Monday, June 26, 2023

Rod Serling Saddles the Wind

John Cassavetes glares.
The opening of notes of Jay Livingston and Ray Evans's title tune--a torch song whispered intimately by Julie London--lets you know that Saddle the Wind (1958) won't be a conventional Western. But if you start to doubt that notion, Rod Serling's credit as screenwriter and the casting of John Cassavetes as an unhinged cowboy will dispel any such notions. 

Robert Taylor stars as Steve Sinclair, a reformed gunfighter who operates a mid-sized ranch in a scenic valley. Steve spends a lot of his time looking out for his younger brother--and surrogate son--Tony (Cassavetes). Steve loves his brother, but recognizes that Tony is a "gun crazy, loco kid." One day, Tony returns from a cattle-selling trip with a saloon singer named Joan (London) and announces his intention to marry her. 

Julie London as Joan.
Steve doesn't exactly welcome Joan into the family and she initially resents his parental treatment of Tony. However, Joan gradually realizes how much Steve cares for his brother. She also learns there is a dark side to Tony--especially after she watches him kill a gunfighter after goading the man into a face-off.

The opening scenes of Saddle the Wind promise to deliver a unique take on the Western genre. Unfortunately, the story goes off the rails when it nudges Julie London to the background and shifts focus to the tired old plot about Eastern settlers building fences on the open range. It's hard to fault screenwriter Serling, who was saddled (pun intended) with a story by Thomas Thompson. 

Saddle the Wind also exhibits signs of studio interference. The sub-90 minute running time is atypical for a star-powered feature and the denouement wraps up the story too quickly. Also, Jeff Alexander's score was replaced by one composed by Elmer Bernstein. (In 2005, Alexander's Saddle the Wind soundtrack was released for the first time.)

Robert Taylor as Steve.
Rod Serling's screenplay still crackles with memorable dialogue. When Steve is trying to make a point to Tony, he asks: "Do I have to crawl inside your head with an iron and burn it there?" The opening scene is pure Serling, a brilliantly-written, three-character "play" in which a grizzled gunfighter barges into a saloon looking for Steve Sinclair. It reminded me of Serling's later, underappreciated Western TV series The Loner, which takes place during the same post-Civil War period.

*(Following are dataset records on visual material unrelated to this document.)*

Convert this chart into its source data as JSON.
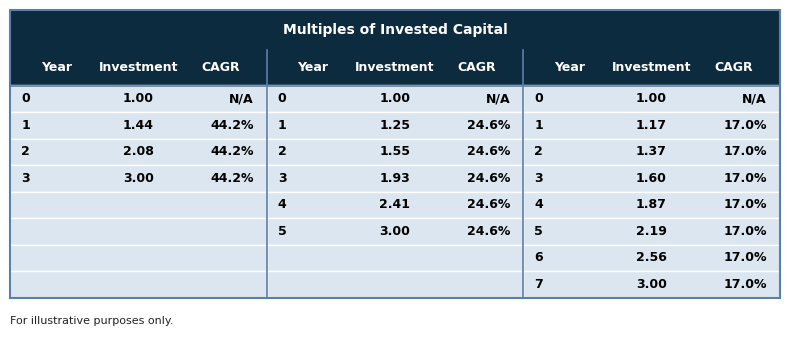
{
  "title": "Multiples of Invested Capital",
  "title_bg": "#0d2b3e",
  "header_bg": "#0d2b3e",
  "row_bg": "#dce6f0",
  "divider_color": "#5a7fa8",
  "footer_text": "For illustrative purposes only.",
  "columns": [
    [
      "Year",
      "Investment",
      "CAGR"
    ],
    [
      "Year",
      "Investment",
      "CAGR"
    ],
    [
      "Year",
      "Investment",
      "CAGR"
    ]
  ],
  "sections": [
    {
      "rows": [
        [
          "0",
          "1.00",
          "N/A"
        ],
        [
          "1",
          "1.44",
          "44.2%"
        ],
        [
          "2",
          "2.08",
          "44.2%"
        ],
        [
          "3",
          "3.00",
          "44.2%"
        ]
      ]
    },
    {
      "rows": [
        [
          "0",
          "1.00",
          "N/A"
        ],
        [
          "1",
          "1.25",
          "24.6%"
        ],
        [
          "2",
          "1.55",
          "24.6%"
        ],
        [
          "3",
          "1.93",
          "24.6%"
        ],
        [
          "4",
          "2.41",
          "24.6%"
        ],
        [
          "5",
          "3.00",
          "24.6%"
        ]
      ]
    },
    {
      "rows": [
        [
          "0",
          "1.00",
          "N/A"
        ],
        [
          "1",
          "1.17",
          "17.0%"
        ],
        [
          "2",
          "1.37",
          "17.0%"
        ],
        [
          "3",
          "1.60",
          "17.0%"
        ],
        [
          "4",
          "1.87",
          "17.0%"
        ],
        [
          "5",
          "2.19",
          "17.0%"
        ],
        [
          "6",
          "2.56",
          "17.0%"
        ],
        [
          "7",
          "3.00",
          "17.0%"
        ]
      ]
    }
  ],
  "figsize": [
    7.9,
    3.42
  ],
  "dpi": 100,
  "n_data_rows": 8,
  "title_fontsize": 10,
  "header_fontsize": 9,
  "data_fontsize": 9,
  "footer_fontsize": 8
}
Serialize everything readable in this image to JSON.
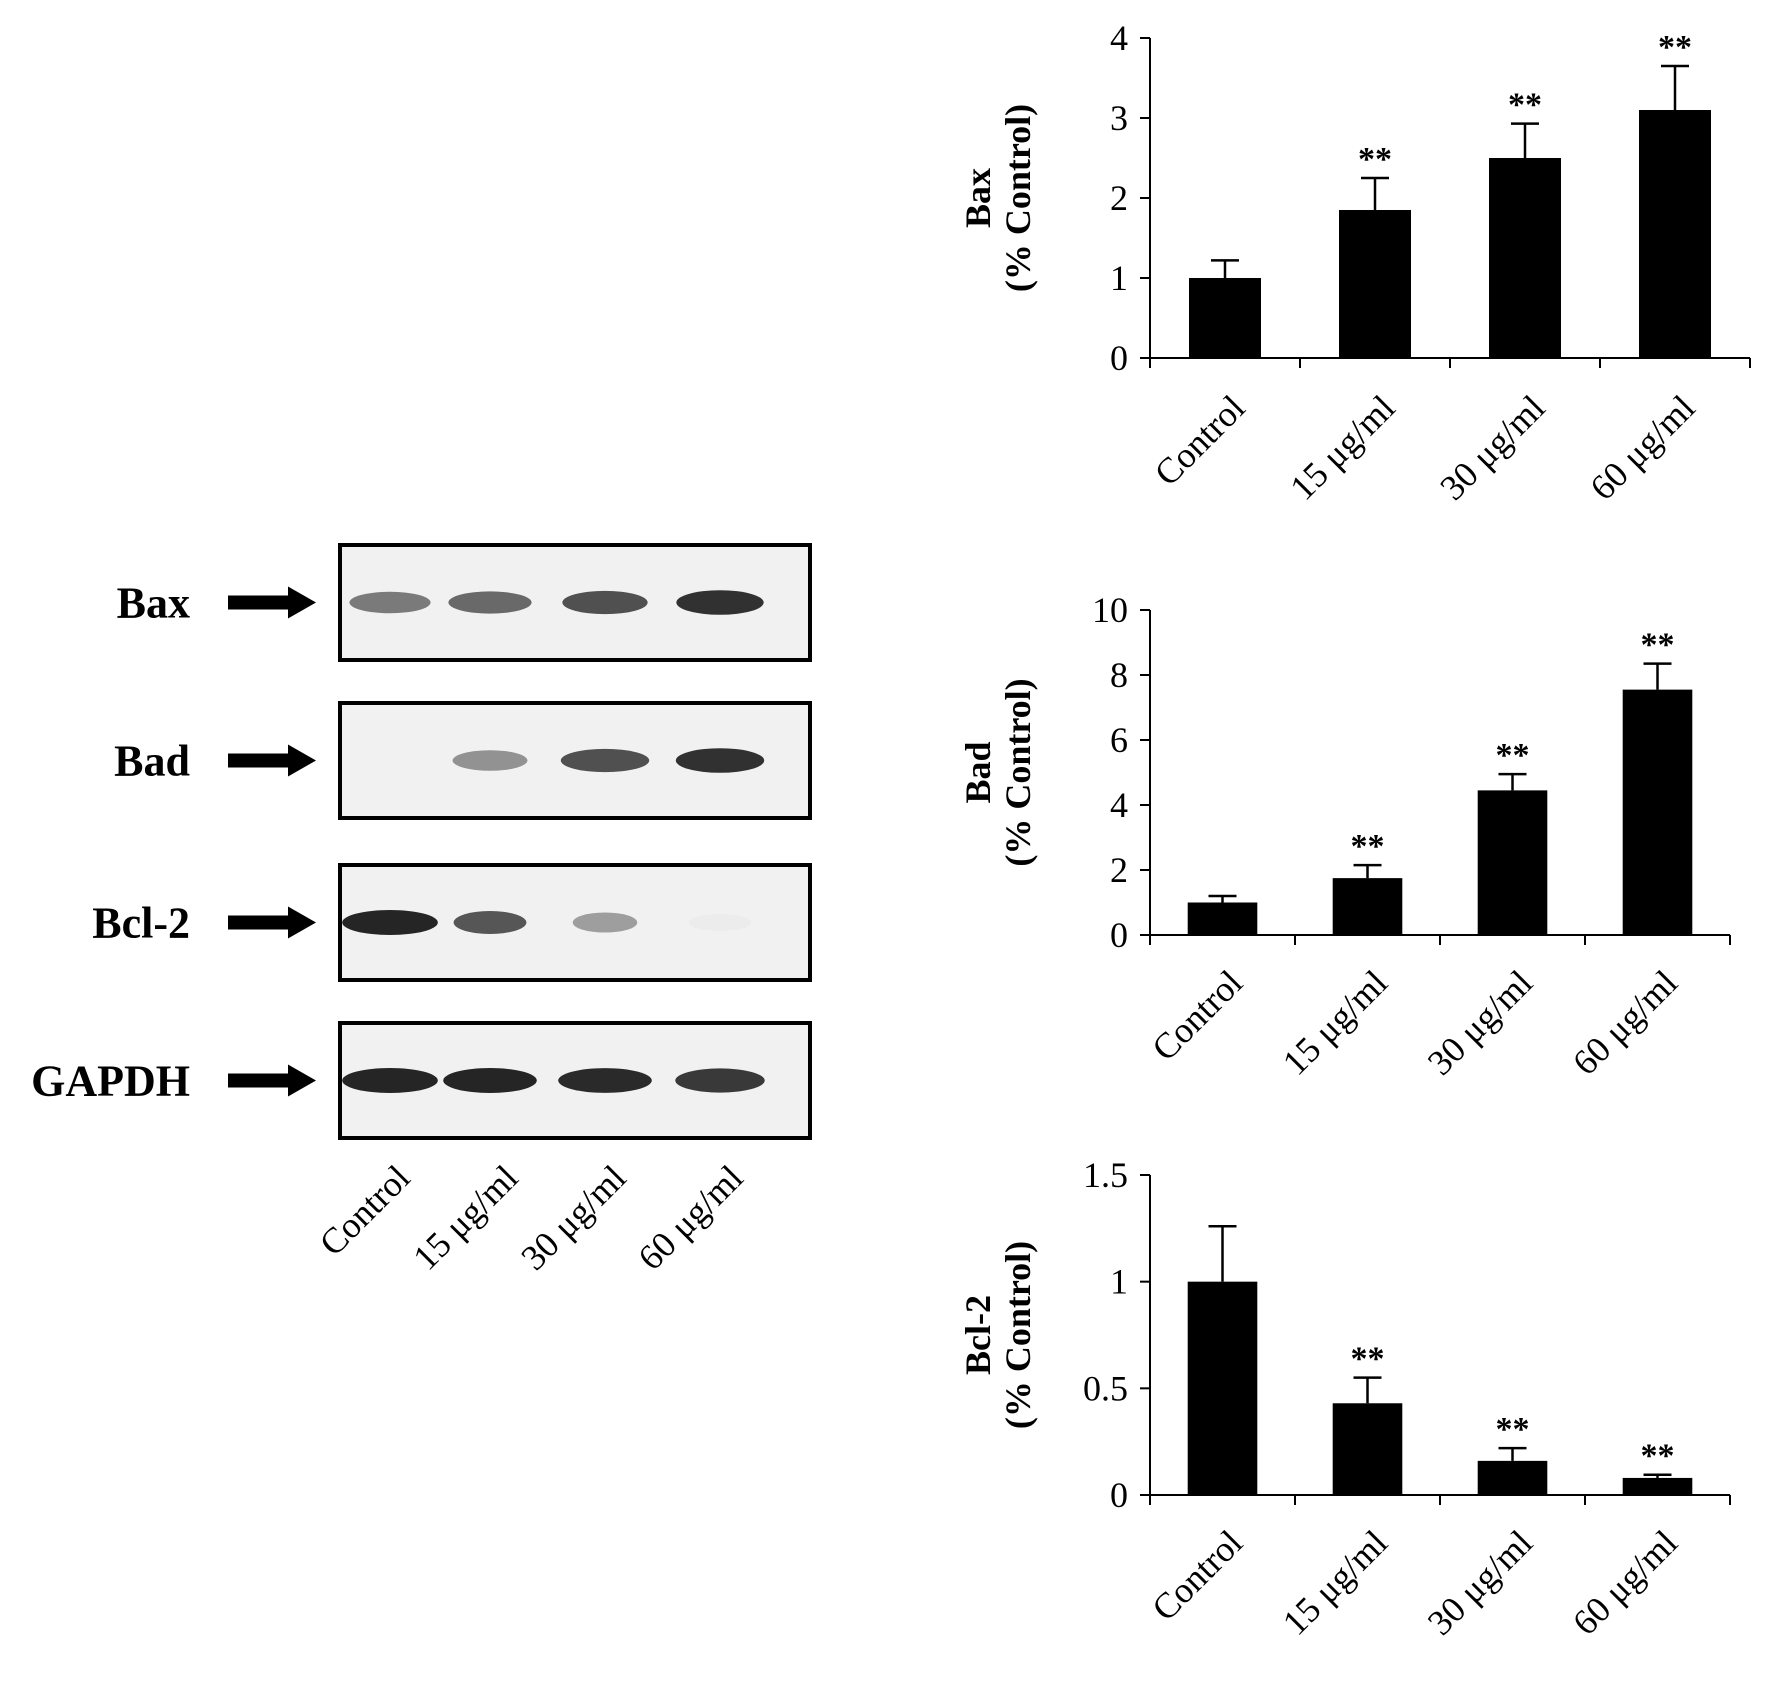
{
  "western_blot": {
    "rows": [
      {
        "label": "Bax",
        "band_intensity": [
          0.55,
          0.62,
          0.72,
          0.85
        ],
        "band_width": [
          0.78,
          0.8,
          0.82,
          0.84
        ]
      },
      {
        "label": "Bad",
        "band_intensity": [
          0.0,
          0.45,
          0.72,
          0.85
        ],
        "band_width": [
          0.0,
          0.72,
          0.85,
          0.85
        ]
      },
      {
        "label": "Bcl-2",
        "band_intensity": [
          0.9,
          0.7,
          0.4,
          0.08
        ],
        "band_width": [
          0.92,
          0.7,
          0.62,
          0.6
        ]
      },
      {
        "label": "GAPDH",
        "band_intensity": [
          0.9,
          0.9,
          0.88,
          0.82
        ],
        "band_width": [
          0.92,
          0.9,
          0.9,
          0.86
        ]
      }
    ],
    "lanes": [
      "Control",
      "15 μg/ml",
      "30 μg/ml",
      "60 μg/ml"
    ]
  },
  "chart_data": [
    {
      "type": "bar",
      "ylabel_lines": [
        "Bax",
        "(% Control)"
      ],
      "categories": [
        "Control",
        "15 μg/ml",
        "30 μg/ml",
        "60 μg/ml"
      ],
      "values": [
        1.0,
        1.85,
        2.5,
        3.1
      ],
      "errors": [
        0.22,
        0.4,
        0.43,
        0.55
      ],
      "significance": [
        "",
        "**",
        "**",
        "**"
      ],
      "ylim": [
        0,
        4
      ],
      "yticks": [
        0,
        1,
        2,
        3,
        4
      ],
      "ytick_labels": [
        "0",
        "1",
        "2",
        "3",
        "4"
      ]
    },
    {
      "type": "bar",
      "ylabel_lines": [
        "Bad",
        "(% Control)"
      ],
      "categories": [
        "Control",
        "15 μg/ml",
        "30 μg/ml",
        "60 μg/ml"
      ],
      "values": [
        1.0,
        1.75,
        4.45,
        7.55
      ],
      "errors": [
        0.2,
        0.4,
        0.5,
        0.8
      ],
      "significance": [
        "",
        "**",
        "**",
        "**"
      ],
      "ylim": [
        0,
        10
      ],
      "yticks": [
        0,
        2,
        4,
        6,
        8,
        10
      ],
      "ytick_labels": [
        "0",
        "2",
        "4",
        "6",
        "8",
        "10"
      ]
    },
    {
      "type": "bar",
      "ylabel_lines": [
        "Bcl-2",
        "(% Control)"
      ],
      "categories": [
        "Control",
        "15 μg/ml",
        "30 μg/ml",
        "60 μg/ml"
      ],
      "values": [
        1.0,
        0.43,
        0.16,
        0.08
      ],
      "errors": [
        0.26,
        0.12,
        0.06,
        0.015
      ],
      "significance": [
        "",
        "**",
        "**",
        "**"
      ],
      "ylim": [
        0,
        1.5
      ],
      "yticks": [
        0,
        0.5,
        1,
        1.5
      ],
      "ytick_labels": [
        "0",
        "0.5",
        "1",
        "1.5"
      ]
    }
  ]
}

Robert Taylor and John Cassavetes work well together as the very different brothers. Taylor exudes calm and resilience, while Cassavetes plays Tony like a rubber band that's ready to snap at any given time. Julie London brings an gritty realism to her disenchanted saloon singer. The scene where she sings to Cassavetes could have been a throwaway, but she turns it into a touching moment. I was bummed when London's character was shuffled to the background and relegated to a minor supporting part.

One of the last "adult Westerns" of the 1950s, Saddle the Wind is an odd duck--and I mean that in a good way. It may not always work, but what's left on the screen holds one's interest while leaving the viewer a little sad that didn't turn out to be more.